Genuine material deprivation is almost nonexistent in rich nations such as the United States. This is a huge improvement compared to how people lived just 100 or 20o years ago.
Yet public policy fights about poverty will probably never end for the simple reason that people have different goals.
To elaborate on the second question, some of our friends on the left have blurred the distinction between poverty and inequality.
Let’s look at some excerpts from a Project Syndicatearticle by Teresa Ghilarducci of the New School for Social Research.
America’s retirement system isn’t working. It is failing older workers, pensioners, and would-be retirees, and if we don’t fix it soon, it will also fail future generations, lowering living standards and increasing the risk of poverty. …Already, America’s elderly suffer a far higher rate of poverty – defined as half the median income or lower – than their peers in other high-income countries. …the old-age poverty rate in the US is 23%, compared to about 15% in the United Kingdom, 12% in Canada, 4.4% in France, and just 3.1% in the Netherlands.
Notice, though, that she wrote that poverty is “defined as half the median income or lower.”
So if you were a millionaire and lived in a house with Jeff Bezos, Elon Musk, and Bill Gates, you would be poor based on this definition.
Needless to say, that’s crazy.
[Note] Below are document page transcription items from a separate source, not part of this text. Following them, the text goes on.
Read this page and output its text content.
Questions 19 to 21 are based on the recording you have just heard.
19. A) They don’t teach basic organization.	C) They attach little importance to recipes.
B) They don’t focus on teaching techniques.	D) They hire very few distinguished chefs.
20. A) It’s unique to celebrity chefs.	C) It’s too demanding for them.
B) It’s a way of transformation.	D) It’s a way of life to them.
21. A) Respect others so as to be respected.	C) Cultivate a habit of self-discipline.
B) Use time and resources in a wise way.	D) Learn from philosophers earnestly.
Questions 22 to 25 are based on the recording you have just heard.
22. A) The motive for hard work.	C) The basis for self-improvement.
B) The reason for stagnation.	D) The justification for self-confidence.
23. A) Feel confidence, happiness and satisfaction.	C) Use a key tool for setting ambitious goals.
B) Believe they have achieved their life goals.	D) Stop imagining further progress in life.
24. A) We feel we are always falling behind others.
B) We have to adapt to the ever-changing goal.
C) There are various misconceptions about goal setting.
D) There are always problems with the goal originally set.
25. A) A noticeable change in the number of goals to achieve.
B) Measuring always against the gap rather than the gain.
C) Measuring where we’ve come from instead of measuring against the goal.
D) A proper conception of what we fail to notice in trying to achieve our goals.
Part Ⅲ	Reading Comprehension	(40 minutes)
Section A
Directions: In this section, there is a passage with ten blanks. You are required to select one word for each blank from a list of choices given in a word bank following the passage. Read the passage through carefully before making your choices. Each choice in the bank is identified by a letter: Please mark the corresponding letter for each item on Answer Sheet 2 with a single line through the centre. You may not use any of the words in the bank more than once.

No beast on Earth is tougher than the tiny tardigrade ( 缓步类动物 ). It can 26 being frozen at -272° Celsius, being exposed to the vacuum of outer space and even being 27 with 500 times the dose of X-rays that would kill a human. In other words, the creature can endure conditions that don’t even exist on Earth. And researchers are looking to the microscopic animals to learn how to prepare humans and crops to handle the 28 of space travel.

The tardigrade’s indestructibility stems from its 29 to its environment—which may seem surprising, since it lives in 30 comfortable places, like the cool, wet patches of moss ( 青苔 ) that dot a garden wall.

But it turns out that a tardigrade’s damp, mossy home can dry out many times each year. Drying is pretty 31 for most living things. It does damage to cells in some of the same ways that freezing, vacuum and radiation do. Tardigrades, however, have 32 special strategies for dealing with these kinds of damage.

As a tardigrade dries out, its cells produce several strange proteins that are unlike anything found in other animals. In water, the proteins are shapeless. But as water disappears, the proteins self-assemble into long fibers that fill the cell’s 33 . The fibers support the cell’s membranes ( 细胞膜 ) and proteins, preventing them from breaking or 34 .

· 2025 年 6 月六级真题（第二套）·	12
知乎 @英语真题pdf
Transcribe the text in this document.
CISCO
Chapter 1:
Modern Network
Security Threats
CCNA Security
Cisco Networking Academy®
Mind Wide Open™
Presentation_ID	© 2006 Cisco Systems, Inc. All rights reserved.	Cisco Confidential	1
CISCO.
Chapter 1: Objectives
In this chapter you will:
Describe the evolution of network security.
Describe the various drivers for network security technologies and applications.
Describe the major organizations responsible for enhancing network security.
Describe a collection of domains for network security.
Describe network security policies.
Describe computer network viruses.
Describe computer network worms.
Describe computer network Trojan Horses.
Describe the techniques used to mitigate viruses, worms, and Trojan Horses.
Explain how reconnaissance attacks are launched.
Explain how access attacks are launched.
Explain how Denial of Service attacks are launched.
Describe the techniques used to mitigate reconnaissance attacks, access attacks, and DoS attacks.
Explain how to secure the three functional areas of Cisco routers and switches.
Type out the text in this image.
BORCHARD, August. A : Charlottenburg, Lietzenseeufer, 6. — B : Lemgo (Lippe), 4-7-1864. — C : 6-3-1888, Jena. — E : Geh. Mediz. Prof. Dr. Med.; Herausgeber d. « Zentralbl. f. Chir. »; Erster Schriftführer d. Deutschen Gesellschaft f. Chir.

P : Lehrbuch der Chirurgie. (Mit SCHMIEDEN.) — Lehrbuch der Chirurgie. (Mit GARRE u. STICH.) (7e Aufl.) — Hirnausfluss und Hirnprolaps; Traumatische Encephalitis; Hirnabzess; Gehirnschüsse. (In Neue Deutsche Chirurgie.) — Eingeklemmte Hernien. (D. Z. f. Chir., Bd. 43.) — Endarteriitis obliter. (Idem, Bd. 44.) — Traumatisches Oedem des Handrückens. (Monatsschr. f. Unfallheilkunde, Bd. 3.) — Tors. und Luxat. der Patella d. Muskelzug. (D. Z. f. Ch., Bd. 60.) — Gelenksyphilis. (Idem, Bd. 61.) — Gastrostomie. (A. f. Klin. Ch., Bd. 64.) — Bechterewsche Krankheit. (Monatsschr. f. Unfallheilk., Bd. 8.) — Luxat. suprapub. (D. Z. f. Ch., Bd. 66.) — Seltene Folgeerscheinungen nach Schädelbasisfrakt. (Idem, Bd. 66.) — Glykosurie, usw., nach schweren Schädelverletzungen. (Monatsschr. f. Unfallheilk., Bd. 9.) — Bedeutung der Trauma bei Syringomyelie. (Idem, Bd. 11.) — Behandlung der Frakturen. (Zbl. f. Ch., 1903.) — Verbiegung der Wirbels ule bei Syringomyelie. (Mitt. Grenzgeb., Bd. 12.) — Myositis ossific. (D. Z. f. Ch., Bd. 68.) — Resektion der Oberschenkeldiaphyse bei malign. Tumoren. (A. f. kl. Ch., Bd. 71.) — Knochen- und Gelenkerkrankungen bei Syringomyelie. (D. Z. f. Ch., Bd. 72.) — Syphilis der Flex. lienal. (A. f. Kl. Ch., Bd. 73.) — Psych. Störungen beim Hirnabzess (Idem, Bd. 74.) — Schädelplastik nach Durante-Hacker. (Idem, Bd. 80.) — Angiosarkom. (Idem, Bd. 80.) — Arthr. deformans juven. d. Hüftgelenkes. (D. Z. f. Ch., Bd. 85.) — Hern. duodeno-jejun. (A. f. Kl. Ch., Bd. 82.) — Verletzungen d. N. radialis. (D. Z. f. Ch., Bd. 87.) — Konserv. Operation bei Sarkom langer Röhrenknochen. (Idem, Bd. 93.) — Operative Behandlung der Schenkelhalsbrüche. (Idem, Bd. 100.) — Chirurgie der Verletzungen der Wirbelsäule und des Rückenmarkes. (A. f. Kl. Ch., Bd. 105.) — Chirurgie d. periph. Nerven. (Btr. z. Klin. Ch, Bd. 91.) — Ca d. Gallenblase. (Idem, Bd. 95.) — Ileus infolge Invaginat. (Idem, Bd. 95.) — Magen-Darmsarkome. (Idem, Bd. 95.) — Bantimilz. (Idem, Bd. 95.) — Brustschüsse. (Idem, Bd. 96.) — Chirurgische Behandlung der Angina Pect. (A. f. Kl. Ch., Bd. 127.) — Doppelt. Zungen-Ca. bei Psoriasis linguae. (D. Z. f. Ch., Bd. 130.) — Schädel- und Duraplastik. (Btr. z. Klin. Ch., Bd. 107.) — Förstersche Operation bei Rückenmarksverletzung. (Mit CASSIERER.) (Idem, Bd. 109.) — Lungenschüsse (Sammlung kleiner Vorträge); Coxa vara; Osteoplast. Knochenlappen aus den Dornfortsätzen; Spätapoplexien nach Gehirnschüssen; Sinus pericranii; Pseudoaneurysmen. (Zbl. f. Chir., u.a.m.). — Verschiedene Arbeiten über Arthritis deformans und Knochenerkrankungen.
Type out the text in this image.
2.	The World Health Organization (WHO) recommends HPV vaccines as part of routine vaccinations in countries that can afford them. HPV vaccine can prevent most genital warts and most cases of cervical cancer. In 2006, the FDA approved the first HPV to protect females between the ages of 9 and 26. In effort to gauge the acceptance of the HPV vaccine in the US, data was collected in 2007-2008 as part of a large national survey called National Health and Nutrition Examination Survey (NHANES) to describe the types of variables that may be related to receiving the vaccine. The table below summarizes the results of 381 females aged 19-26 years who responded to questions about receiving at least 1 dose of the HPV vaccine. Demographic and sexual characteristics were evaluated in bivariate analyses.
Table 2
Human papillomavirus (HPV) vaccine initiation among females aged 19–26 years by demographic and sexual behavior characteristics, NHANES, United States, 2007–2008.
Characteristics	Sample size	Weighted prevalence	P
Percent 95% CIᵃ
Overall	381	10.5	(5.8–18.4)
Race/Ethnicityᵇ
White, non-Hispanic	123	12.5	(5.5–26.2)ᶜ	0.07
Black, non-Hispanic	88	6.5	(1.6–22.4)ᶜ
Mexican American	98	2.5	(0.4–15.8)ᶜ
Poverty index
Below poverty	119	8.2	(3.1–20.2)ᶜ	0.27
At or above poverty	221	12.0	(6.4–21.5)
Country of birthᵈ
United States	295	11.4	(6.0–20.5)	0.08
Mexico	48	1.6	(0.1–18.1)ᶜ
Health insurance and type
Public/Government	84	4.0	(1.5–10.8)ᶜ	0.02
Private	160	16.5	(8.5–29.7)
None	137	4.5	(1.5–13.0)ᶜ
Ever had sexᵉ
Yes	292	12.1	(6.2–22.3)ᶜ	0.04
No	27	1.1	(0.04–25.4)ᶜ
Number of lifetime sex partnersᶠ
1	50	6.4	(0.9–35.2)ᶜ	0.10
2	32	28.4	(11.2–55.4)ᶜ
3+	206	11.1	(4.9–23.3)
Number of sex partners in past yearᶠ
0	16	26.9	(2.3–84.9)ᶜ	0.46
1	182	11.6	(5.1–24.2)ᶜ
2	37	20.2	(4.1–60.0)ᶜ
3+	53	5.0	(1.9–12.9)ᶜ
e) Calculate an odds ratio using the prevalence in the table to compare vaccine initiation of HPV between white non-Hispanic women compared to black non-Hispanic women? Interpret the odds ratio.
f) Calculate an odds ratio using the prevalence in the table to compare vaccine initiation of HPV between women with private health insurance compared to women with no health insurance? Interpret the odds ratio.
Poverty should be a concrete number.
And it usually is. The World Bank (which is concerned about genuine material deprivation) measures poverty based on whether people are subsisting at very low levels, such as $1.90 per day. In the United States, the poverty rate is a specific calculation of what a household needs to subsist at a modest level.
Ms. Ghilarducci’s numbers, however, come from the left-leaning bureaucrats at the Paris-based Organization for Economic Cooperation and Development.
So congratulations to Ms. Ghilarducci, who is now a member of the Poverty Hucksters Club.
P.S. In fairness to Ms. Ghilarducci, her article does make some good points about overall retirement policy. I’m sure we disagree on many things, but she favorably cites nations with private Social Security systems, such as Denmark and the Netherlands.